Man muss sich vom Konzertareal nur ein paar Querstraßen weit entfernen, um Stimmen zu hören, die ahnen lassen, dass das letzte Wort darüber nicht gesprochen ist. Wo man Chemnitzer trifft, die alle von sich behaupten, nicht rechts zu sein, aber Sätze sagen wie: „Zum Glück sind die nachher wieder weg“ oder „Die haben angekündigt, heute die Gedenkstätte vom Daniel zu schänden.“ Einer verlangt, den Mitgliedern der Chemnitzer Band Kraftklub, die jetzt auftritt, das Wohnrecht zu entziehen. Zumindest dem Sänger, der sei besonders frech.
Der, Felix Brummer, gibt sich keinen Illusionen hin: „Wir sind nicht naiv, wir wissen, dass wir mit dem Konzert nicht alles verändern können“, sagt er. Er und seine Bandkollegen wohnen immer noch in ihrer Heimatstadt. Brummer hatte die Idee zu dem Konzert am vergangenen Dienstag. Innerhalb weniger Stunden trommelte er befreundete Künstler zusammen. „Manchmal ist es wichtig zu zeigen, dass man nicht alleine ist“, sagt er.
Das Gefühl, alleine gelassen zu werden, hatten zuletzt viele Menschen in Chemnitz. Nach dem Mord an Daniel Hillig demonstrierten an zwei Tagen in Folge große Gruppen von Rechtsradikalen in der Stadt, die sächsische Polizei hatte die Lage nicht unter Kontrolle. Menschen wurden durch die Straßen gejagt. Bei Zusammenstößen mit Gegendemonstranten gab es mindestens 18 Verletzte.
Am Rande pöbelt ein Mann mit Cowboyhut gegen die Konzertbesucher: Die seien doch alle scheinheilig und interessierten sich nicht für den getöteten Daniel Hillig. Die meisten gehen vorbei, ein paar versuchen, ins Gespräch zu kommen. Bringt aber nichts. „Ihr Schweine gehört alle zusammengeschlagen.“
Eine große Zahl von Menschen in Chemnitz selbst hat das Konzert abgelehnt, manche wollten es sogar komplett verhindern. Auf Facebook-Seiten von AfD-Politikern wurde diskutiert, ob man die Veranstaltung nicht durch eine anonyme Bombendrohung stoppen könnte. Der Bundestagsabgeordnete Stephan Brandner beschimpfte den Auftritt als „widerliches Linksextremistenkonzert“. Neonazigruppen riefen dazu auf, sich unter die Feiernden zu mischen und dann zu attackieren. Der Besitzer einer Pension in Bahnhofsnähe wollte ab dem Nachmittag sein Haus abschließen. „Wenn die Toten Hosen spielen, kommen viele Chaoten“, sagt er. Die wollten sicher klauen, im schlimmsten Fall randalieren.

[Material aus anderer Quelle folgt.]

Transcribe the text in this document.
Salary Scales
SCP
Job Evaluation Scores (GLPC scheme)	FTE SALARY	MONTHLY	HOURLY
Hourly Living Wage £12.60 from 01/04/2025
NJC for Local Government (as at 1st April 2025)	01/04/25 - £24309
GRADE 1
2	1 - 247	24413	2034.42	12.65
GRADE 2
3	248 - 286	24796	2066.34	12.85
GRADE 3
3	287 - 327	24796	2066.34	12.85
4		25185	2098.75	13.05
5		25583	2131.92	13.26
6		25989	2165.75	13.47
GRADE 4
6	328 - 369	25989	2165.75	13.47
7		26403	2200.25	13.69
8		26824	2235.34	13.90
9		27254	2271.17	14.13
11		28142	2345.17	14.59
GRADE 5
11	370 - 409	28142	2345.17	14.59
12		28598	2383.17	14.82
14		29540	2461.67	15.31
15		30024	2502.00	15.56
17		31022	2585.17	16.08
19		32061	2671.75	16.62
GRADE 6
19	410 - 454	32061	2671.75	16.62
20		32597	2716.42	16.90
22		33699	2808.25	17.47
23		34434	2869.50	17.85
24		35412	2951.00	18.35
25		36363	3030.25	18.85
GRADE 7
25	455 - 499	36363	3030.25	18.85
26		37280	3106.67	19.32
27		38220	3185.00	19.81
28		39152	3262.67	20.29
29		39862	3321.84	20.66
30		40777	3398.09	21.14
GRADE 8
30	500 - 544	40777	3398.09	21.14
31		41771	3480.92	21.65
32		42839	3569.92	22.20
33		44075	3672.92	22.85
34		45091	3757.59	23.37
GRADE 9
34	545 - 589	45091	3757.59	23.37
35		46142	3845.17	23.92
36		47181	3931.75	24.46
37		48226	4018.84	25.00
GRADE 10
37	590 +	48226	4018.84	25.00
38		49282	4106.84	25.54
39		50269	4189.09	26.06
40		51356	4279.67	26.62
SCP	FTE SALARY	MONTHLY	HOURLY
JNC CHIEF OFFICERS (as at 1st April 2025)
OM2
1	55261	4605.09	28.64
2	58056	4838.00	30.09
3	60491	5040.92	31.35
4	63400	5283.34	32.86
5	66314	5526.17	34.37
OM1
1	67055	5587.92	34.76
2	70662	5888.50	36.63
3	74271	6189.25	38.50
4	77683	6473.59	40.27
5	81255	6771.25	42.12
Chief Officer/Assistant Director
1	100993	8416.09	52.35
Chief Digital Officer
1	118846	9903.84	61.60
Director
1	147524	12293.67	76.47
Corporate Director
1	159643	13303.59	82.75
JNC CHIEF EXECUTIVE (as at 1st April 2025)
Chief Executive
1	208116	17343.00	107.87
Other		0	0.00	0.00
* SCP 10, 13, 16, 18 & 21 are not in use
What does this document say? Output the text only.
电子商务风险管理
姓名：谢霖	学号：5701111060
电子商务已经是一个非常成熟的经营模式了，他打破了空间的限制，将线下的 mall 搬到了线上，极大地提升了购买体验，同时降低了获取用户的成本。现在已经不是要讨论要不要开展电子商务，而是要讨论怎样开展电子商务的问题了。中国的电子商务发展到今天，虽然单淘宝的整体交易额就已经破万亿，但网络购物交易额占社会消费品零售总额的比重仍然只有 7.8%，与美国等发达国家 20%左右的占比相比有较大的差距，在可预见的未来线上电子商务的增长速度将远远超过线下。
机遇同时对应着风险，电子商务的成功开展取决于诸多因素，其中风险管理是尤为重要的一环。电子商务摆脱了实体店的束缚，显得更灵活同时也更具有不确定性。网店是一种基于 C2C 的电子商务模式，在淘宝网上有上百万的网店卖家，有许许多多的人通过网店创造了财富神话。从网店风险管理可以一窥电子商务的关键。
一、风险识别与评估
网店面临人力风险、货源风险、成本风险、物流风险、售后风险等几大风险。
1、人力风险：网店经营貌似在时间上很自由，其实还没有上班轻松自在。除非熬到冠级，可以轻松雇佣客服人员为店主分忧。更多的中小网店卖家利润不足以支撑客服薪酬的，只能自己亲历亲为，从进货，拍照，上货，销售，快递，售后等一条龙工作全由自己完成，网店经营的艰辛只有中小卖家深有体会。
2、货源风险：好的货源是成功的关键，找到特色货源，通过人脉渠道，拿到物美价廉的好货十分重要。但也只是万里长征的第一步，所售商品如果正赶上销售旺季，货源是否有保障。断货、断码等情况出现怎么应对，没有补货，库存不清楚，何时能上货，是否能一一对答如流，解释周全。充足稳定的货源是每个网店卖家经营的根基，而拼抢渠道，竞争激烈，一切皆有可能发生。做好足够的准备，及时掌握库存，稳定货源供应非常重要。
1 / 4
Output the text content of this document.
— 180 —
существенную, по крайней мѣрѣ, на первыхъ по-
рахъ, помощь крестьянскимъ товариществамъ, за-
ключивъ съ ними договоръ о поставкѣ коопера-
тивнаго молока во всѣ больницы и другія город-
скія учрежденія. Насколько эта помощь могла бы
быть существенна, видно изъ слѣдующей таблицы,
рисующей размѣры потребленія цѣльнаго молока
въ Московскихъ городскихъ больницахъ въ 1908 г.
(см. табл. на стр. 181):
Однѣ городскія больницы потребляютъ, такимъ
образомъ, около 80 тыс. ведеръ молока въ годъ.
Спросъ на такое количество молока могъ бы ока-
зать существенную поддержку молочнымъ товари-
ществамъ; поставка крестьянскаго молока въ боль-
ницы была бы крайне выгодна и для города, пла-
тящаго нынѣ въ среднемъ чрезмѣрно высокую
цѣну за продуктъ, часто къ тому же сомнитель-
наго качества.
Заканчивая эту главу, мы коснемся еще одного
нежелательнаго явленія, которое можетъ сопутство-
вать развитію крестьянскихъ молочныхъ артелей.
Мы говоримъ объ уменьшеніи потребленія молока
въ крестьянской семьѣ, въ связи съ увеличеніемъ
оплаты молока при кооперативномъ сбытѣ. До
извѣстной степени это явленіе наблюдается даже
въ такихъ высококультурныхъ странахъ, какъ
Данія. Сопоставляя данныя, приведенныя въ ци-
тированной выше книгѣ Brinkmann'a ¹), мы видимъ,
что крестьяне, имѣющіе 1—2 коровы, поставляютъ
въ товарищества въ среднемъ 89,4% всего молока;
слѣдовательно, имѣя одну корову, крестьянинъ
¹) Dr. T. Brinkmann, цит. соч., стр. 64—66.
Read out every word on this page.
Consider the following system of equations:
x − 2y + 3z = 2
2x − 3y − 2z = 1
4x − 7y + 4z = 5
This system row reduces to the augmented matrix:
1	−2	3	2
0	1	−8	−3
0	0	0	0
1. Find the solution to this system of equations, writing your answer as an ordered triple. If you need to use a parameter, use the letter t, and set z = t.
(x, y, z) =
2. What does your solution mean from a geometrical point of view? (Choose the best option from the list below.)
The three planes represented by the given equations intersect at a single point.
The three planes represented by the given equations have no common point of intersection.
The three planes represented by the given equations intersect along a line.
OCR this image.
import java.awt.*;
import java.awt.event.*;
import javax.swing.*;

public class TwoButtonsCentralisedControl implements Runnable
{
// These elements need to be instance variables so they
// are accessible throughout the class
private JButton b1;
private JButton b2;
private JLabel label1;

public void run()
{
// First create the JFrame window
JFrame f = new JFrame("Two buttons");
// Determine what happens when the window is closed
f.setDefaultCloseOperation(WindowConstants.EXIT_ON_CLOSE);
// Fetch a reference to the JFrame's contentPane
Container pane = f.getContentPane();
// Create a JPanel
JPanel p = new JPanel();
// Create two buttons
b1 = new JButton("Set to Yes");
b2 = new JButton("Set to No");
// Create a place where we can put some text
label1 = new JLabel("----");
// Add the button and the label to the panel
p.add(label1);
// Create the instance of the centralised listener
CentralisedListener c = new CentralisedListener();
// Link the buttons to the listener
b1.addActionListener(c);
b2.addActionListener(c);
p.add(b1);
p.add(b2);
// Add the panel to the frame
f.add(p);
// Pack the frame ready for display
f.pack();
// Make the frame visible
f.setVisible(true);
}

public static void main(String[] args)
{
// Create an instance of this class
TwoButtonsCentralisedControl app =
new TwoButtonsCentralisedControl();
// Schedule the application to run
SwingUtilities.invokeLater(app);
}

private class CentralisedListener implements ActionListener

Glückwunsch an Chemnitz für dieses friedliche und fröhliche Konzert, welches einen wirklichen, lebensbejahenden Kontrast zu den verbitterten AfDlern, Neonazis und nützlichen Mitläufern darstellt.
schreibt NutzerIn Aldermann
„Gegenwind sind wir gewohnt“, sagt Robin Rottloff vom Bündnis „Chemnitz nazifrei“. „Viele schauen weg, viele verharmlosen, da ist es doch klar, dass wir für diese Leute unerwünscht sind.“
Im Stich gelassen fühlt Rottloff sich deshalb auch von Sachsens Ministerpräsident Michael Kretschmer, der das Problem rechter Gewalt kleinrede. Immerhin: „Die Chemnitzer CDU hat mit zu den Gegenprotesten am Samstag aufgerufen – das gab es noch nie!“
Eigentlich sollte das Konzert vor dem Marx-Monument stattfinden. Dort hatten in den vergangenen Tagen immer wieder Rechte demonstriert. Die Feier sollte dem andere Bilder entgegensetzen. Doch wegen der vielen Zuschauer haben die Veranstalter ihre Bühne einige hundert Meter entfernt aufgebaut. Am Fuße des Monuments ist stattdessen ein DJ-Pult. Andere Bilder gibt es trotzdem: tanzende Menschen, lachende Gesichter. Keine Wut.
Ein kleiner Sieg
Es gibt also gleich zwei Orte, an denen die Menschen feiern. Genau dazwischen liegt die Stelle, an der Daniel Hillig starb. In dem Meer aus Kerzen und Blumen steht nun ein größeres Holzkreuz.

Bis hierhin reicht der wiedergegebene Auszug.